Logistische Vorbereitungen für Anhörung in Rathenauhallen liefen auf Hochtouren

Die Ruhe vor dem Sturm in der Walter-Rathenau-Halle ist vorbei. Seit dem 31. Mai laufen dort die Anhörungen der privaten Anwender. Doch bis es so weit sein konnte, stand eine umfangreiche Logistik um Vordergrund. Seit dem 16. Mai wurde in dem bis dato leeren denkmalgeschützten AEG-Gebäude an der Wilhelminenhofstraße 83-85 in Oberschöneweide gearbeitet. Mehr als 40 Gewerke nahmen bis zum Ende des Monats fast Tag und Nacht die Halle in Beschlag. So mussten 10 000 Quadratmeter grau-anthrazitfarbener Teppichboden verlegt, zehn Videoleinwände sowie Ton- und Lichttechnik aufgestellt und 5000 Plastikstühle im Boden verankert werden.

Kein Konzert, keine Theateraufführung und kein Managertreffen standen ins Haus. Sondern eine Veranstaltung, die es in diesem Ausmaß in Deutschland bisher nicht gegeben hat. Am 31. Mai startet in besagter Halle die Massenanhörung zum geplanten Großflughafen Schönefeld. Mehr als 130 000 Einwände von Bewohnern betroffener Gebiete in Berlin und Brandenburg sollen bis Ende September behandelt werden. Fünf Mitarbeiter vom brandenburgischen Landesamt für Bauen, Verkehr und Straßenwesen (LBVS) sind seit Februar mit der Vorbereitung des Großereignisses beschäftigt.

„Unser Partner ist die Berliner Veranstaltungsfirma Trend Event, die beispielsweise den G-7-Gipfel betreut hat”, erzählt Rainer Laflör, der von Seiten des Landesamtes bei der Planung der Anhörung den Hut auf hat. Für ihn wie für seine Mitstreiter ist dies eine völlig neue Aufgabe. Dennoch sieht er dem entscheidenden Termin gelassen entgegen. „Wir gehen nicht davon aus, dass es zu großen Störungen kommt.”

Erbitterten Widerstand oder gar bürgerkriegsähnliche Verhältnisse wie in den 80er Jahren, als tausende Menschen gegen die Startbahn West des Frankfurter Flughafens Sturm liefen, befürchtet er nicht. Die Anhörung der so genannten Träger öffentlicher Belange in Rangsdorf habe gezeigt, dass kein aggressives Verhalten zu erwarten sei.

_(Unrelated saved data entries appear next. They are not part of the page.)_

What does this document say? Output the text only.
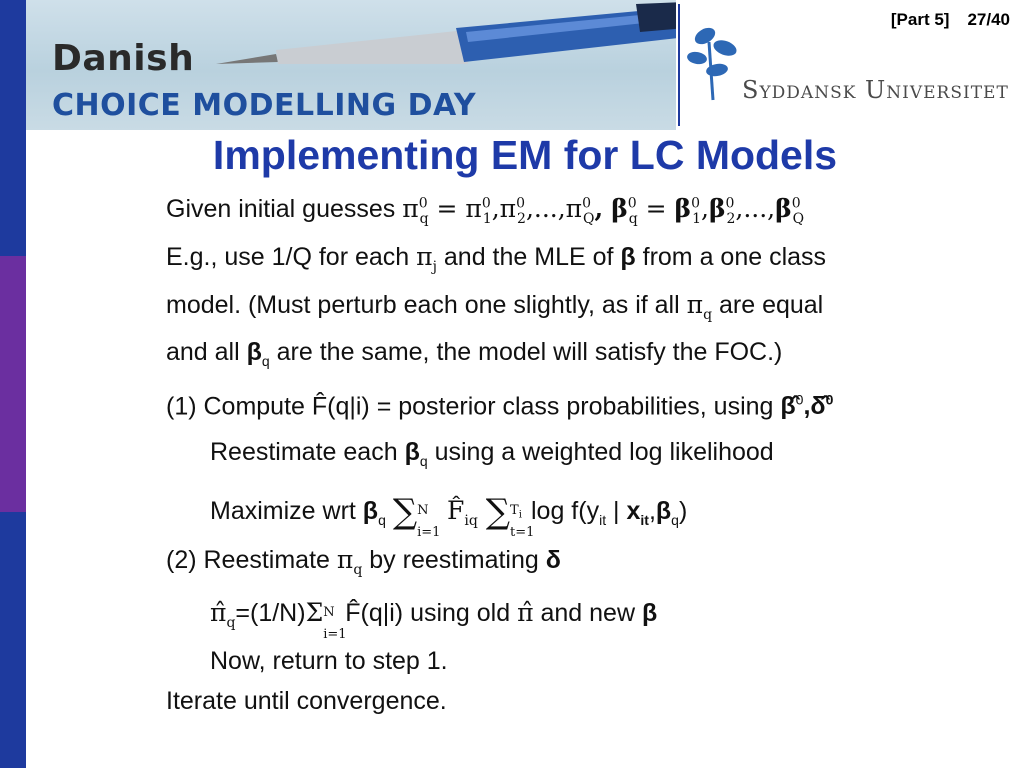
Danish
CHOICE MODELLING DAY	Syddansk Universitet
[Part 5] 27/40
Implementing EM for LC Models
Given initial guesses $\pi^0_q = \pi^0_1,\pi^0_2,...,\pi^0_Q$, $\beta^0_q = \beta^0_1,\beta^0_2,...,\beta^0_Q$
E.g., use 1/Q for each $\pi_j$ and the MLE of β from a one class
model. (Must perturb each one slightly, as if all $\pi_q$ are equal
and all $\beta_q$ are the same, the model will satisfy the FOC.)
(1) Compute F̂(q|i) = posterior class probabilities, using β̂$^0$,δ̂$^0$
Reestimate each $\beta_q$ using a weighted log likelihood
Maximize wrt $\beta_q$ ∑ N
i=1
$F̂_{iq}$ ∑ $T_i$
t=1
$\log f(y_{it}$ | $x_{it},\beta_q$)
(2) Reestimate $\pi_q$ by reestimating δ
$\pî_q=(1/N)\Sigma$ N
i=1
F̂(q|i) using old π̂ and new β
Now, return to step 1.
Iterate until convergence.
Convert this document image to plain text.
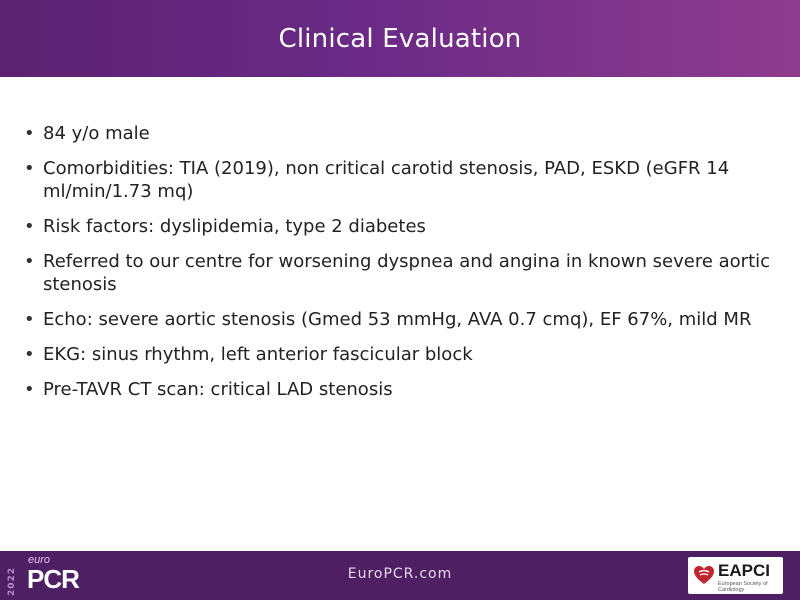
Clinical Evaluation
• 84 y/o male
• Comorbidities: TIA (2019), non critical carotid stenosis, PAD, ESKD (eGFR 14 ml/min/1.73 mq)
• Risk factors: dyslipidemia, type 2 diabetes
• Referred to our centre for worsening dyspnea and angina in known severe aortic stenosis
• Echo: severe aortic stenosis (Gmed 53 mmHg, AVA 0.7 cmq), EF 67%, mild MR
• EKG: sinus rhythm, left anterior fascicular block
• Pre-TAVR CT scan: critical LAD stenosis
2022
euro
PCR	EuroPCR.com	EAPCI
European Society of Cardiology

Für den Fall der Fälle sind alle Beteiligten aber von einem Psychologen geschult worden.

„Wir haben uns ein Video von der Anhörung zum Bau der Wiederaufbereitungsanlage im bayerischen Wackersdorf angesehen“, erzählt Laflör. Der damalige Anhörungsleiter habe den emotionalen Druck nicht ausgehalten. „So eine Arbeit setzt innere Ruhe voraus”, weiß Laflör. „Unser Anhörungsleiter Joachim Leyerle ist in diesen Dingen erprobt.”

Da jedoch ein Mensch allein solch eine Dauersitzung nicht durchstehen würde, gibt es insgesamt vier Moderatoren. Jeder einzelne hat sich auf bestimmte Themen wie zum Beispiel Fluglärm oder Schadstoffemission spezialisiert. Verhandelt werden soll an vier Tagen in der Woche. Montags und dienstags sind die Anliegen der Berliner an der Reihe und donnerstags und freitags die der Brandenburger. Mittwochs wird es keine Anhörung geben. Am 31. Mai, einem Donnerstag, wurde demnach mit den Brandenburgern begonnen. Die Berliner sind am 5.6. das erste Mal an der Reihe.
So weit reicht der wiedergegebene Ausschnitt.